Overview
Six confronts the Ardent Oarsman on his water-bound platform despite her inability to swim, armed with Maude’s armor and her own hammer and chisel. The Oarsman weaponizes the basin with his oar, brutalizes Six, and admits to drinking a Diviner brought a week prior. Six dislodges her shroud in the struggle, stuns him with the sight of her eyes, and drives her chisel into his heart. As he dies, he declares the Diviners dead and collapses the platform, sending Six into the water.
Full Summary
As the duel begins, Benji, Maude, and Rory react with alarm to the revelation that Six cannot swim. Maude lashes out at the gargoyle, who flees in distress, but Benji insists on faith in Six and warns that losing the coin or inkwell in the basin would be irreversible. Rory centers his attention on Six, leaving the decision to proceed to her.
Six steels herself and returns Rory’s coin, choosing her familiar hammer and chisel as weapons. The gargoyle returns, contrite and devoted, bringing her hammer and chisel and vowing to carry her burdens as her squire. Maude arms Six further with her battle-axe but Six ultimately commits to her own tools. Rory privately offers a comforting story about a cynical knight who learns to believe, promising to dive in if she falls, and teasing a kiss after victory.
Six boards the chained boat, and the Ardent Oarsman hauls her across the basin to his platform. He proclaims that any aid from her companions will forfeit the challenge and her life, forcing Benji, Maude, the gargoyle, and an enraged Rory to hold back on the shore. The Oarsman taunts Six about her tools and the vanished Diviners, then dips the blade of his oar to unleash waves, wind, and hail, revealing the oar’s dual magic: teleportation when the handle touches water and violent hydromancy when the blade enters.

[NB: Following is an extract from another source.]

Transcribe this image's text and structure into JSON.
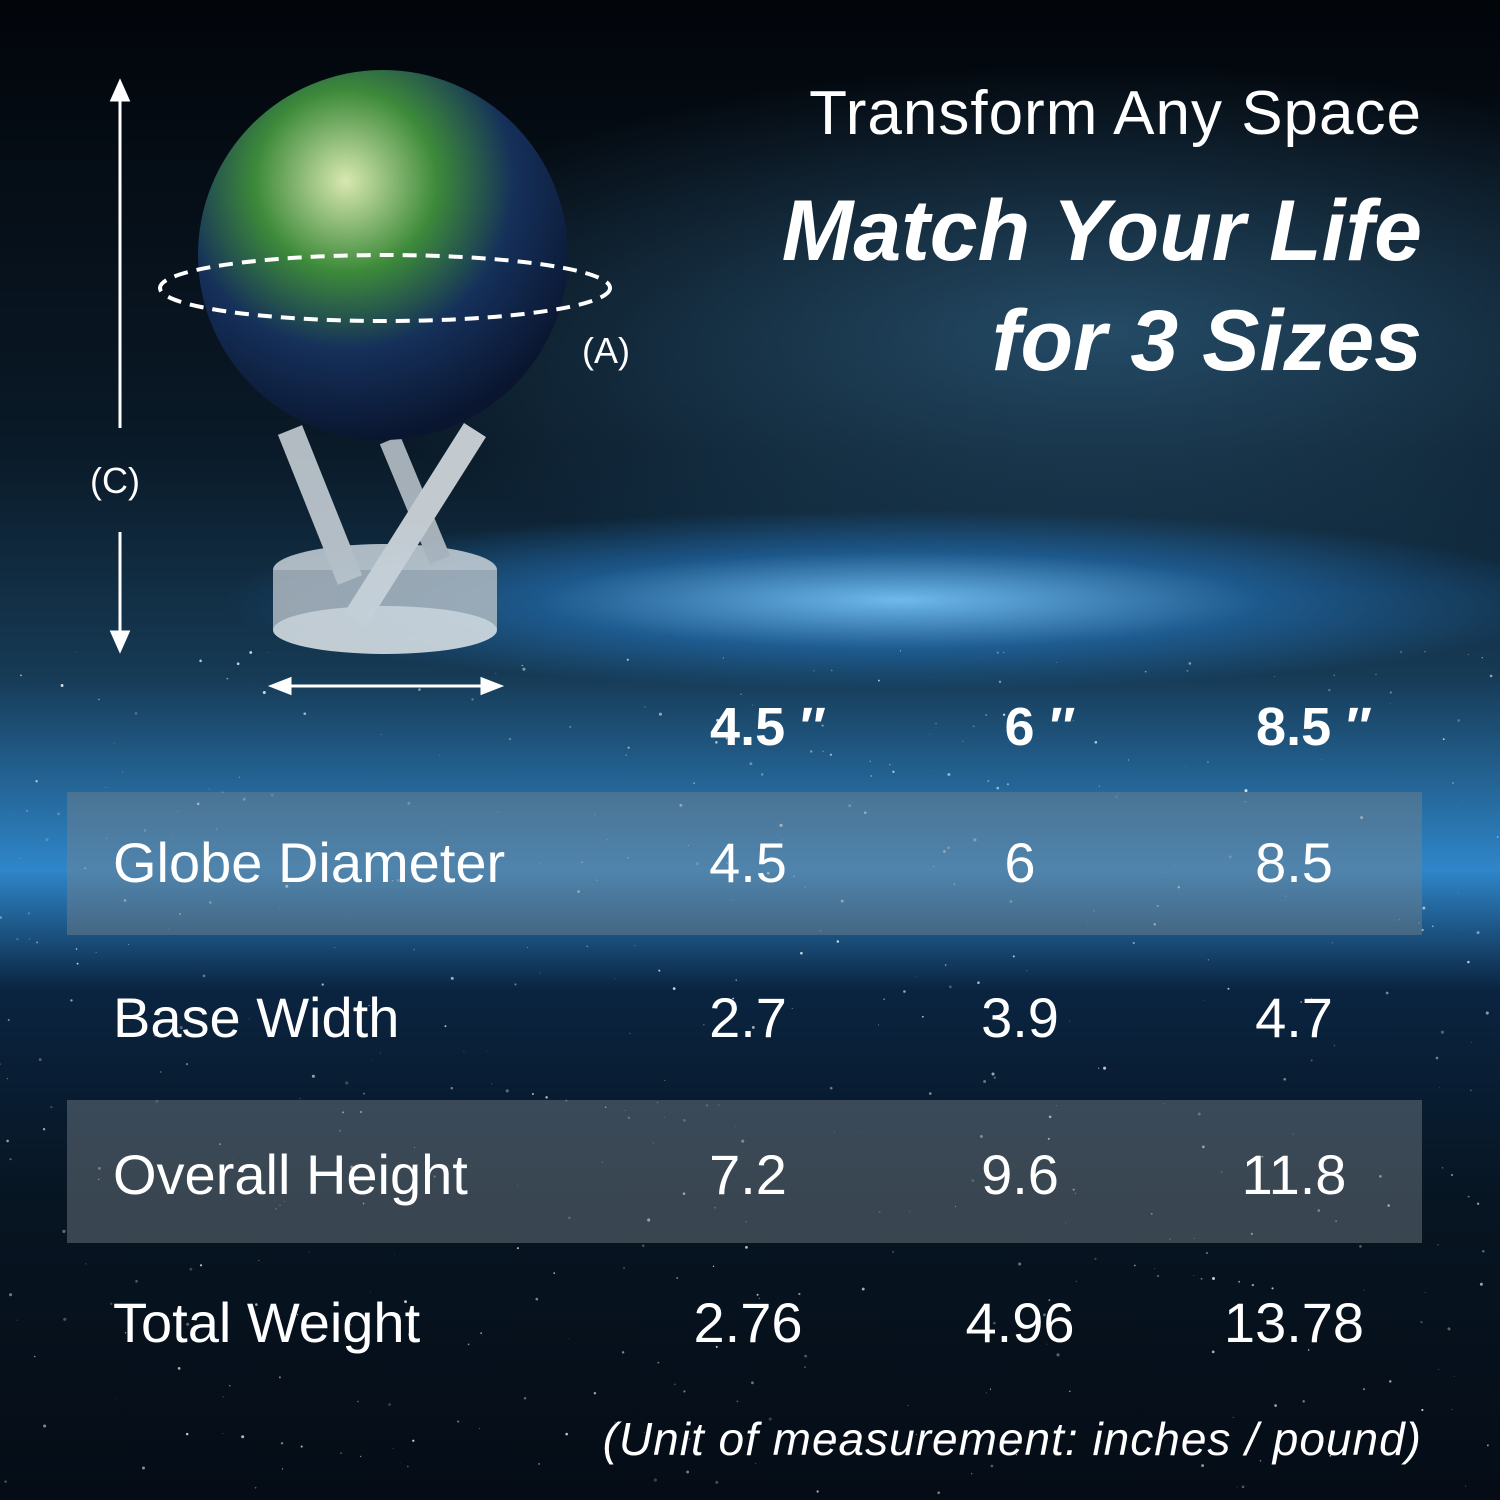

Amid crashing waves and a tilting platform, the Oarsman batters Six, knocking the wind from her and striking her head and hip. He seizes her, tears at her armor, bites her neck, and revels in the taste of Aisling’s spring water in her blood. While her companions wrestle with the urge to intervene, Six head-butts him free and demands to know about “the other one.” The Oarsman admits that every ten years a Diviner arrives, that he drinks the blood they carry, and that a Diviner came barely a week ago.
He smashes Six’s helmet, and the force tears away her shroud into the storm. Seeing her unshrouded eyes stuns the Oarsman into a brief stillness. Six lunges, closes the distance, and, after a violent clash, pins him and drives her chisel into his chest, striking his heart. Bleeding out, the Oarsman stares at her eyes in disbelief, says he did not think he could die, and confesses he took the recent Diviner into his castle and drank her.
When Six demands the truth of the Diviners, he repeats that they are dead. With a final gasp—“And so are you”—the Oarsman slams his oar into the platform, splintering it beneath Six. She loses her footing, clings to her hammer and chisel as the structure collapses, and falls into the basin’s water.
Who Appears
- Six (Bartholomew) — protagonist/Diviner; fights the Ardent Oarsman on his platform, loses her shroud, wounds him mortally with hammer and chisel, and falls into the water.
- Rory Myndacious — knight/mentor; offers a motivating story and vow to rescue Six if she falls, restrains himself from intervening due to the duel’s terms.
- Maude — ally; equips Six with her armor and battle-axe, argues about swimming risk, helps hold Rory back.
- Benji — ally; urges faith in Six, warns about losing relics in the basin, helps restrain the gargoyle.
- The gargoyle — companion; initially flees after being shouted at, returns with Six’s hammer and chisel, vows to carry her weapons, is restrained from intervening.
- Ardent Oarsman — antagonist/Omen; manipulates water with his oar, bites Six, admits to drinking Diviners (including one from a week ago), is killed by Six’s chisel, and destroys the platform as he dies.
- The recent Diviner — victim; mentioned as arriving a week prior, taken to the castle and killed by the Oarsman.